There's two factors which will likely impact road use. Firstly the lockdown will force a LOT of people to try delivery/online for a lot more goods and services than they would have been willing to accept in the past. This will reduce the "need" for cars for a lot of shopping purposes. Combine that with the potential for shops to close some of their branches (almost certainly where there's more than one in a town or urban area) and redeploying those resources to delivery.
That is likely to have an impact on the viability of town centres and or retail parks. Which in turn is likely to impact on coffee drive thrus (especially combined with that people will have likely got used to more normal coffee, if not reduced their dependency, during lockdown).
Secondly WFH is likely to increase for many. Not least due to the fact that businesses have realised that even though they've taken a productivity hit they could cut their lease costs by having smaller buildings.
For instance an company with 100 people with 50% working from home 2 days a week could have a building which is 20% smaller than is currently the case. Add in another 25% who work from home 3 days a week and the building can be 1/3 the size. That's likely to be quite a string driving factor, given that much of the IT infrastructure had already been deployed and stress tested.
That still shows you to have 25% Worthing in the office full time, which could include new starters until they've demonstrated their work ethic, those who have shown that they can't be trusted to work from home and those for whom working from home brings no advantages or creates challenges (such as there being small children around and no dedicated work space).
For those who do WFH then there's going to be questions over the cost benefits of car ownership.
At a very simple level of it costs you £200 per month in car ownership and running costs (£100/ month on fuel and tyres isn't that difficult to achieve, nor is £100 servicing, £200 insurance, £100 VED, £30 breakdown cover and £770 in purchase costs each year, with many paying a lot more than that) then on a 20 working day month that's £10 per day.
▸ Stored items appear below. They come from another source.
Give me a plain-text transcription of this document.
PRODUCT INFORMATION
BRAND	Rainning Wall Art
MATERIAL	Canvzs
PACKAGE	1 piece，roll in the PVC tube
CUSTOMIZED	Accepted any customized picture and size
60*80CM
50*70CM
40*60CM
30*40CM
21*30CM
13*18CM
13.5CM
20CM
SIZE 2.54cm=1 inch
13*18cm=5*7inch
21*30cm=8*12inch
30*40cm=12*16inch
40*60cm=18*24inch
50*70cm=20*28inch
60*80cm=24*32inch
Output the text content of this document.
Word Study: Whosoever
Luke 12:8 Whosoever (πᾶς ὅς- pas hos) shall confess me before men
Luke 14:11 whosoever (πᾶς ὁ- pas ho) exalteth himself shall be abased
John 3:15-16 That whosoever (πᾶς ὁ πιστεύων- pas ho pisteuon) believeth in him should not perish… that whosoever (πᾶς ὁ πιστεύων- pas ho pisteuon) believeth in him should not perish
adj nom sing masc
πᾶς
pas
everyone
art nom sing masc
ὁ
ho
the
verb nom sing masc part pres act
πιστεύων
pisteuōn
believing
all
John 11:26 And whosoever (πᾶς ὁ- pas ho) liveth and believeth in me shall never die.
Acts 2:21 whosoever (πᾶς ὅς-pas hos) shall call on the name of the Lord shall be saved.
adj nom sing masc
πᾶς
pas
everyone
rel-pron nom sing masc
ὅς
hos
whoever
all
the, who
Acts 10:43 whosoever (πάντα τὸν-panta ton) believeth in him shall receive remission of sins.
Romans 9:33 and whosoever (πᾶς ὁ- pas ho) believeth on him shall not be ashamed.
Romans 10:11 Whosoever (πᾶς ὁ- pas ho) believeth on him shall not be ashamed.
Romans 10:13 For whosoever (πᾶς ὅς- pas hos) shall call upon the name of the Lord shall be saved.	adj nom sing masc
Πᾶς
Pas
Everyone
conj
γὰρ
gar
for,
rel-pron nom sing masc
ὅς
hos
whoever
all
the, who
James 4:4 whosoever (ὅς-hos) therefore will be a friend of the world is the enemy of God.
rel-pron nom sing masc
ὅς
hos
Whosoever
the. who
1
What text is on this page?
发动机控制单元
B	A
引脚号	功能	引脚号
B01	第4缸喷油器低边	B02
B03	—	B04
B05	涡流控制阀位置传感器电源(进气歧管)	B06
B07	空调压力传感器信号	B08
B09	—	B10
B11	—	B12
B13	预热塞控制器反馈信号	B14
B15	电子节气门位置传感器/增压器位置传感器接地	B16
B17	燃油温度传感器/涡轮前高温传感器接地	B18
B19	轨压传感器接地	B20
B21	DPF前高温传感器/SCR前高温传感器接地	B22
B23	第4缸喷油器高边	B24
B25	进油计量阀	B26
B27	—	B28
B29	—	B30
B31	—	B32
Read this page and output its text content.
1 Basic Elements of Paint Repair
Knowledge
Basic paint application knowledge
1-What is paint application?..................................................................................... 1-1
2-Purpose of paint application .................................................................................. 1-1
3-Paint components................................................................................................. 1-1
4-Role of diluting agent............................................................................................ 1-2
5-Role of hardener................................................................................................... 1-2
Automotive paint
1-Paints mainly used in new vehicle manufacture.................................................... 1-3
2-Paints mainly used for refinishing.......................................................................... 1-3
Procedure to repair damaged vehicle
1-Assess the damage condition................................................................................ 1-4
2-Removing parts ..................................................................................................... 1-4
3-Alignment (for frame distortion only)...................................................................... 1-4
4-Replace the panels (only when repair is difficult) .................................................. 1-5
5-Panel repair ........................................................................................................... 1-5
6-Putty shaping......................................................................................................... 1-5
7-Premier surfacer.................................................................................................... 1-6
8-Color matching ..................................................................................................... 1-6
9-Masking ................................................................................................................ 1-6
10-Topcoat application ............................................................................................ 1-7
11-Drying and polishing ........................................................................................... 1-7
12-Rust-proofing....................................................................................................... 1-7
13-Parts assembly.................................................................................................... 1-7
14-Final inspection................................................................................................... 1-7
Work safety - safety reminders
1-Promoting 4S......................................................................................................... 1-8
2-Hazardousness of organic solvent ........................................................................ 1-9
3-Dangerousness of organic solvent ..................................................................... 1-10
If that falls to a 12 working day month (as the other 8 are all working days but just from home) then the cost jumps to nearly £17 a day. If train fares are £13 a day then there would have to be quite a bit of other use for that car to justify the extra cost. Whilst £3.75 a day doesn't sound a lot, over a year of 3 day week it's an extra £540. That's at least 18 days of car hire at £30/day, which would probably cover most trips you wanted to make.
However the maths gets even worse of you're a could and you're both working from home two days a week and you can mostly do so on different days to reach other with the one going to the office mostly being able to drive and only 1 day a week where you regularly have to have one person use the train. As then the cost of running two cars over one would be very hard to justify.
Given that to get a 10% fall in road usage we'd need just 15% of all road users to WFH 2 days a week then that's relatively easy to achieve. In reality it would need to be less than that as people significantly reduce the above of face to face meetings they do. Even if you only did so for 1 meeting out of 4 that's going to have an impact on the overall traffic flows. Which in turn reduces the numbers needing to work from home to achieve the 10% drop in traffic.
However even then there's likely to be a bigger drop in peak hour traffic with people looking to do longer hours working from home (say you've got a 30 minute drive to work, those days you work from home you do a +1 hour working day) so that you can then work shorter days when in the office (maybe arriving at 10am) so as to shift your drive away from when the roads are at their busiest.